Ground plot türkçesi Ground plot nedir

  • Kentsel toprak.
  • Yapı arazisi.
  • Kent ve kasabalarda, yapı yapmaya ayrılmış ve kent yönetiminin sunduğu kolaylık ve donanımlardan yararlanılabilecek yerey.
  • Arsa.

Ground plot ingilizcede ne demek, Ground plot nerede nasıl kullanılır?

Ground : Zemin. Dayandırmak. Hukuk, jeoloji alanlarında kullanılır. (gemi) karaya oturmak. Kırsal toprak. Yere indirmek. Yere sermek. İyileşmek. Kent içinde, dışında ya da kent sınırları yakınında tarım etkinliklerine ayrılmış ya da bölünerek ve altyapısı hazırlandıktan sonra kentsel yerbölümler durumuna getirilmeye elverişli geniş yerlere verilen ad. Topraklamak.

Plot : Hikayenin konusu. Başı ve sonu saptanmış, zincirleme bir gelişimi içine alan, olayların olasılık ve zorunluluk ölçüleri ile geliştiği tüm. Yerbölüm. Komplo. Komplo kurmak. İki değişken arasındaki bağıntıyı, bir eğri üstüne düşecek noktalarla göstermek. Grafiğini çizmek. Çizmek. Olay dizisi. Parsellemek.

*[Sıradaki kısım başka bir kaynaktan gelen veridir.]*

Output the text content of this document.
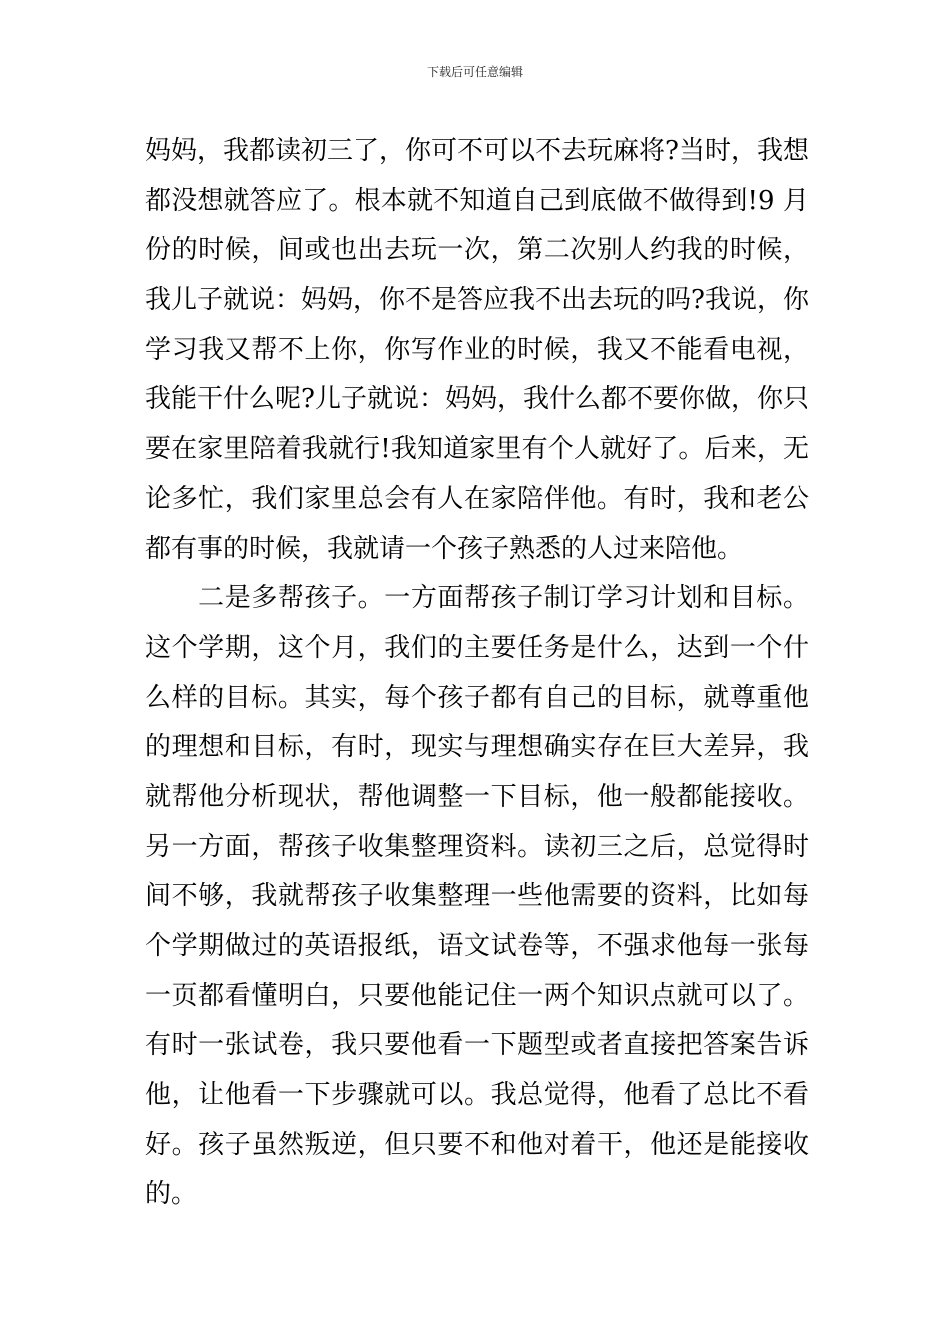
下载后可任意编辑
妈妈，我都读初三了，你可不可以不去玩麻将?当时，我想
都没想就答应了。根本就不知道自己到底做不做得到!9 月
份的时候，间或也出去玩一次，第二次别人约我的时候，
我儿子就说：妈妈，你不是答应我不出去玩的吗?我说，你
学习我又帮不上你，你写作业的时候，我又不能看电视，
我能干什么呢?儿子就说：妈妈，我什么都不要你做，你只
要在家里陪着我就行!我知道家里有个人就好了。后来，无
论多忙，我们家里总会有人在家陪伴他。有时，我和老公
都有事的时候，我就请一个孩子熟悉的人过来陪他。
　　二是多帮孩子。一方面帮孩子制订学习计划和目标。
这个学期，这个月，我们的主要任务是什么，达到一个什
么样的目标。其实，每个孩子都有自己的目标，就尊重他
的理想和目标，有时，现实与理想确实存在巨大差异，我
就帮他分析现状，帮他调整一下目标，他一般都能接收。
另一方面，帮孩子收集整理资料。读初三之后，总觉得时
间不够，我就帮孩子收集整理一些他需要的资料，比如每
个学期做过的英语报纸，语文试卷等，不强求他每一张每
一页都看懂明白，只要他能记住一两个知识点就可以了。
有时一张试卷，我只要他看一下题型或者直接把答案告诉
他，让他看一下步骤就可以。我总觉得，他看了总比不看
好。孩子虽然叛逆，但只要不和他对着干，他还是能接收
的。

Ground air communications : Yer hava haberleşmesi. Yer-hava iletişimi.

Ground air guided missile : Yerden havaya güdümlü füze.

Ground almond hulls : Badem meyvesinin dışını örten sert kabukların kurutulup öğütülmesiyle elde edilen bir yan ürün. Öğütülmüş badem kabukları.

Ground angle shot : Sinema, televizyon alanlarında kullanılır. Alttan görüş. Alıcının, yatay ekseni üzerinde, merceği yukarıya dönük olarak yerleştirilmesi, böylece aşağıdan yukarıya doğru eğik bir görüşün ortaya çıkması durumu.

 

İngilizce Ground plot Türkçe anlamı, Ground plot eş anlamlısı

Sözcükler, direkt olarak Ground plot ile ilgili eş anlamlı kelimeler olmayabilir. Kelime anlamı benzer olan sözcükler olabilirler.

Land : Karaya çıkmak. Bir üretim faktörü olarak üretimin gerçekleştirildiği, korunabilen ancak yenilenemeyen, doğal kaynakları sağlayan ortamlardan biri. Yere inmek. İniş yapmak. Karaya indirmek. Alan. Aynı türden toprak parçası. Kişisel arazi. Ülke.

Terrains : Yeryüzü parçası. Topoloji. Mıntıka. Yer ey. Yerey. Arazi. Yer. Bölge.

Holding : Bekleme. Karşı takımın bir oyuncusunun kımıldamasına engel olacak şekilde, bedenle yapılan abanma hareketi. Stok. Karar. Mal. Depolama. Kira ile tutulmuş arazi. Arazi parçası. Tahvil.

Plat : Parsel. Parsellemek. Kıvrım. Çap. Saç örgüsü. Plan. Örgü. Arazi parçası.

Parcel of land : Parsel arsa. Parsel.

Landler : Arazi. Kara. Elde etmek. Toprak. Yavaş oynanan avusturya halk dansı. Çakmak. İnmek. Kıyıya çıkmak. Karaya ayak basmak.

Terrain : Mıntıka. Yer ey. Yeryüzü parçası. Yer. Bölge. Topoloji. Arazi. Yerey.

Site : Oturtmak. Mevki. Yerleşim yeri. Tesis. Bir kentin kurulmuş olduğu yerin taşıdığı ve kentin gelişmesine olumlu ya da olumsuz etkisi olan yerbetim koşullarının tümü. bk. konum. Yerleştirmek. Orun. Mekan.

Building plot : Şantiye. İmar parseli. Üzerinde, yapı kuralları uyarınca yapı yapılmasına olur verilen ve yapı yapmağa elverişli toprak parçası. Yapı yerbölümü. Yapı arsası.

 

Plot : Entrika çevirmek. Çizgelemek. Çizmek. Hikayenin konusu. Plan üzerinde işaretlemek. Kroki üzerinde göstermek. Komplo. Kentin düzentasarına ve yasalara uygun olarak, üzerinde yanlız bir yapının yapılabileceği toprak parçası. bir kentin toprağının bölünebileceği en küçük birim. Parsellemek. Yerini belirlemek.

Ground plot synonyms : patch, lands, plats, building land, estate.